Hands-On In The Aussie Outback
National Geographic Traveller India
|November 2016
Lessons In Living Off The Land And Sea On The Rugged Eyre Peninsula Text & Photographs.
“Watch Where You Step,”
Lunch said, trying to warn me about the ants underfoot. I didn’t see what the fuss was about, but he broke off a twig and poked it into an innocent-looking pile of mud. In an instant, it was swarming with big, angry ants. Lunch told me his grandfather had been stung once. He had also been shot with a bullet, but maintained throughout his life that he’d rather have been shot twice than bitten once. After hearing that, I walked more cautiously.

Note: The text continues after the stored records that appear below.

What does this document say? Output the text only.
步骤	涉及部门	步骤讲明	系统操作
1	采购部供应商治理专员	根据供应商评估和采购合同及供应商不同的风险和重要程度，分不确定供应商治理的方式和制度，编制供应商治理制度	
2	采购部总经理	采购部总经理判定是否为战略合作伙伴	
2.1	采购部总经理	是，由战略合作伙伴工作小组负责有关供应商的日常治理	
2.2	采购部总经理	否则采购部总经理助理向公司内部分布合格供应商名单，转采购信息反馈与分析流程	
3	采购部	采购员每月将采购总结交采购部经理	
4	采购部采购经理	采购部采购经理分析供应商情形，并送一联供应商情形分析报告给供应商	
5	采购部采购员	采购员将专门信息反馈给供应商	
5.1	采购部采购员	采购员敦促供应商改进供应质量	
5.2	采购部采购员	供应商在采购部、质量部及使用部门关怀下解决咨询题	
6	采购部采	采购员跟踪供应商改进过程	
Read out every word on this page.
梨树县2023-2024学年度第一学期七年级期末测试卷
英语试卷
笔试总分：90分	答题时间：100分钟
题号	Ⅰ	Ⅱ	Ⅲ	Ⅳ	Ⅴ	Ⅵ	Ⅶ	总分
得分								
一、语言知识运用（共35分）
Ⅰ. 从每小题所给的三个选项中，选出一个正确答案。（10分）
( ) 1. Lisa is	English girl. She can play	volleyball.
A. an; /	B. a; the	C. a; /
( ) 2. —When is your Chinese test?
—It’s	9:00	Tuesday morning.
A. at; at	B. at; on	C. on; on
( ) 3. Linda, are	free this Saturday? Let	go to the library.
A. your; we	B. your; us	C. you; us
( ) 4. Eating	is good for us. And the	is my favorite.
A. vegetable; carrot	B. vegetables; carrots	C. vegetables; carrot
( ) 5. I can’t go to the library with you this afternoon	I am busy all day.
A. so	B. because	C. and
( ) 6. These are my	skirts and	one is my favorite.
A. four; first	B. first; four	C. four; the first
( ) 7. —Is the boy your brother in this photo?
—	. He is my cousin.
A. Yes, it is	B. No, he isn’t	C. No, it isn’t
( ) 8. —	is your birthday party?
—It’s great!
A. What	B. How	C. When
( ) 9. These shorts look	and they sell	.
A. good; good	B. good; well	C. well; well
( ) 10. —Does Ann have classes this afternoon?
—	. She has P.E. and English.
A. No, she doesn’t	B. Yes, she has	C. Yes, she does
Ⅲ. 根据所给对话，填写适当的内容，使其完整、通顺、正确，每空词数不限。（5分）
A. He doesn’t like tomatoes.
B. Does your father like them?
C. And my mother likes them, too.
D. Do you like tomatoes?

David Doudle, better known as Lunch, grew up on a family farm in southern Australia’s Eyre Peninsula. Falling off trees, being kicked by a kangaroo, getting bitten by spiders—these experiences were all a part of growing up, as was walking about barefoot until it was mandatory to wear shoes to school. There were no supermarkets or public swimming pools back then, and definitely no Internet. Lunch learned to swim in the ocean and fish and hunt for the table.

My guide tried to impart some of the hands-on outdoor education to me as we walked into the bramble forest around Mikkira Station, a historic homestead 30 kilometres from Port Lincoln. This was the first part of the Eyre Peninsula to be settled, as early as 1842. When Lunch’s ancestors had arrived in this strange new land, they had gone through the process of learning about its surprising flora, fauna and marine creatures. The knowledge they gathered from aboriginals and through trial and error metamorphosed into the Australian outback way of life.